NHK連続テレビ小説「マッサン」で森野一馬役を演じ、大河ドラマ「花燃ゆ」では騎兵隊の中原復亮を熱演するなど、話題作に立て続けに出演している俳優・堀井新太(ほりい・あらた)さん(23)。17日スタートのTBS系ドラマ「表参道高校合唱部!」(金曜・後10時)では合唱にもチャレンジしていますが、もともとは野球でならしたバリバリの体育会系でした。小池栄子さん、荒川良々さんらのハートをわしづかみにする素直さが“武器”ともなっていますが、「いや、自分はバカなんで、ウソがつけないだけなんです」と屈託のない笑顔で話します。

何と言っても、私の弟なんだから…

注目作品に出演させていただくのは、もちろん、ありがたいこと。でも、僕はどのお仕事でも、全力投球するしかないですからね。だから、どの作品でも向かい合い方はすべて同じ。ただ、たくさんの方が関わっている作品に出してもらって、特にありがたいと思うのは、いろいろな先輩方にお会いできることですね。そして、皆さんに、本当に、本当に、これでもかと可愛がってもらっていること。それが、ただただありがたいです。

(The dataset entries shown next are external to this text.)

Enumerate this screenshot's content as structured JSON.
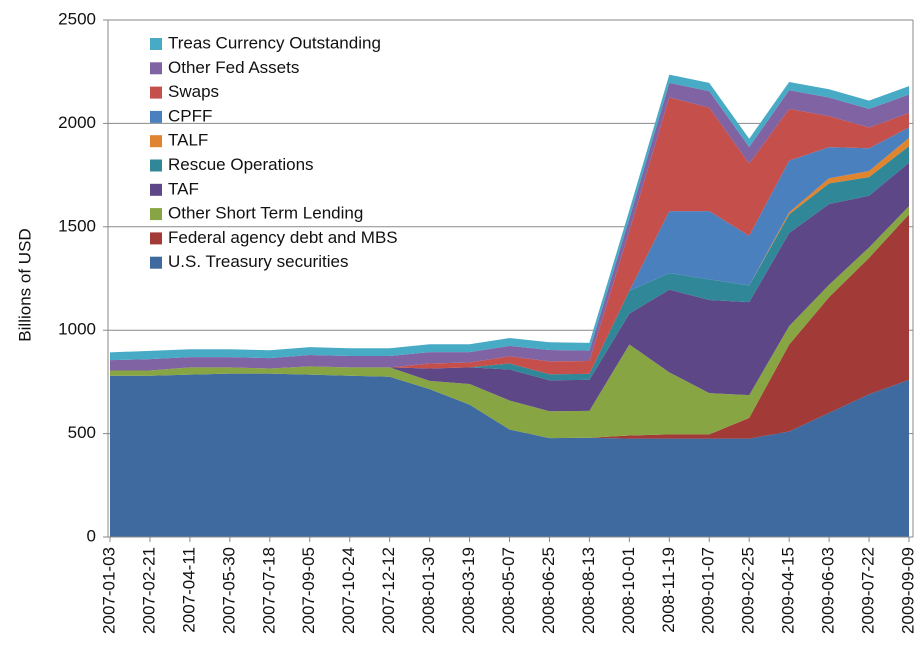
{
  "chart_data": {
    "type": "stacked-area",
    "y_label": "Billions of USD",
    "categories": [
      "2007-01-03",
      "2007-02-21",
      "2007-04-11",
      "2007-05-30",
      "2007-07-18",
      "2007-09-05",
      "2007-10-24",
      "2007-12-12",
      "2008-01-30",
      "2008-03-19",
      "2008-05-07",
      "2008-06-25",
      "2008-08-13",
      "2008-10-01",
      "2008-11-19",
      "2009-01-07",
      "2009-02-25",
      "2009-04-15",
      "2009-06-03",
      "2009-07-22",
      "2009-09-09"
    ],
    "ylim": [
      0,
      2500
    ],
    "yticks": [
      0,
      500,
      1000,
      1500,
      2000,
      2500
    ],
    "grid": true,
    "legend": "upper left",
    "series": [
      {
        "name": "U.S. Treasury securities",
        "color": "#3f6a9f",
        "values": [
          780,
          780,
          785,
          790,
          790,
          785,
          780,
          775,
          715,
          640,
          520,
          478,
          480,
          476,
          476,
          476,
          476,
          510,
          600,
          690,
          760
        ]
      },
      {
        "name": "Federal agency debt and MBS",
        "color": "#a23b37",
        "values": [
          0,
          0,
          0,
          0,
          0,
          0,
          0,
          0,
          0,
          0,
          0,
          0,
          0,
          15,
          20,
          20,
          100,
          420,
          560,
          660,
          800
        ]
      },
      {
        "name": "Other Short Term Lending",
        "color": "#88a544",
        "values": [
          25,
          25,
          35,
          30,
          25,
          40,
          40,
          45,
          40,
          100,
          140,
          130,
          130,
          440,
          300,
          200,
          110,
          90,
          60,
          50,
          40
        ]
      },
      {
        "name": "TAF",
        "color": "#5e4786",
        "values": [
          0,
          0,
          0,
          0,
          0,
          0,
          0,
          0,
          60,
          80,
          150,
          150,
          150,
          149,
          400,
          450,
          450,
          450,
          390,
          250,
          210
        ]
      },
      {
        "name": "Rescue Operations",
        "color": "#2f8797",
        "values": [
          0,
          0,
          0,
          0,
          0,
          0,
          0,
          0,
          0,
          0,
          29,
          29,
          29,
          110,
          80,
          100,
          80,
          90,
          100,
          90,
          80
        ]
      },
      {
        "name": "TALF",
        "color": "#e0842f",
        "values": [
          0,
          0,
          0,
          0,
          0,
          0,
          0,
          0,
          0,
          0,
          0,
          0,
          0,
          0,
          0,
          0,
          0,
          10,
          25,
          30,
          40
        ]
      },
      {
        "name": "CPFF",
        "color": "#4b80bf",
        "values": [
          0,
          0,
          0,
          0,
          0,
          0,
          0,
          0,
          0,
          0,
          0,
          0,
          0,
          0,
          300,
          330,
          240,
          250,
          150,
          110,
          50
        ]
      },
      {
        "name": "Swaps",
        "color": "#c5504b",
        "values": [
          0,
          0,
          0,
          0,
          0,
          0,
          0,
          0,
          24,
          24,
          35,
          62,
          62,
          290,
          550,
          500,
          350,
          250,
          150,
          100,
          70
        ]
      },
      {
        "name": "Other Fed Assets",
        "color": "#7f63a3",
        "values": [
          50,
          55,
          50,
          50,
          50,
          55,
          55,
          55,
          55,
          50,
          50,
          55,
          50,
          60,
          70,
          80,
          80,
          90,
          90,
          90,
          90
        ]
      },
      {
        "name": "Treas Currency Outstanding",
        "color": "#48abc6",
        "values": [
          38,
          40,
          38,
          38,
          38,
          38,
          38,
          38,
          38,
          38,
          38,
          38,
          38,
          40,
          40,
          40,
          40,
          40,
          40,
          40,
          40
        ]
      }
    ]
  }
}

最近で言いますと、まず小池栄子さん。「マッサン」で、小池さんの弟役が僕だったんですけど、上っ面の話じゃなく、心底、可愛がってもらいました。

初めての朝ドラで、まず皆さんと仲良くならないといけないと思ったんです。なので、収録の合間に皆さんがしゃべっている休憩所で、まずは話をしようと。ちょうど、風間杜夫さんが映画監督の話をされているところだったんですけど、そこに僕が入っていって「そうですよね、今、そういう監督っていないですもんね…」と(苦笑)。

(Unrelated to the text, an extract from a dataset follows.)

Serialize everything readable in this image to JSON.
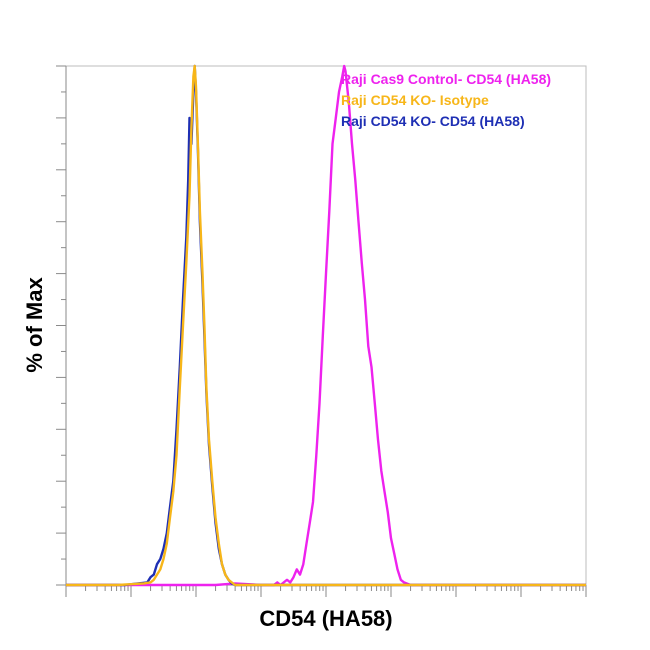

…今から考えると、本当にすみません。悪気は全然なかったんですけど、周りから見たら「いきなり来て、キミは誰目線でしゃべっているんだ?」となりますよね…。そこにいらした皆さん、ポカンとしたり、ドキッとしたり…。その休憩所での出来事の後、栄子さんがこちらに来てくれたんです。

「キミは何年やってんの?風間さんは何年やってる?これって、みんなが思うことでしょ。先輩に対して、きちんとしなきゃいけない。なぜこんなことを言うのか分かる?それは、キミが皆さんに可愛がってもらってほしいから。何と言っても、私の弟なんだから」と言ってくださったんです。

別に、それを僕に言わなくても栄子さんは何も困らない。むしろ、使わなくてもいい力を使う。それなのに、僕にすごく心を込めて言ってくださったんです。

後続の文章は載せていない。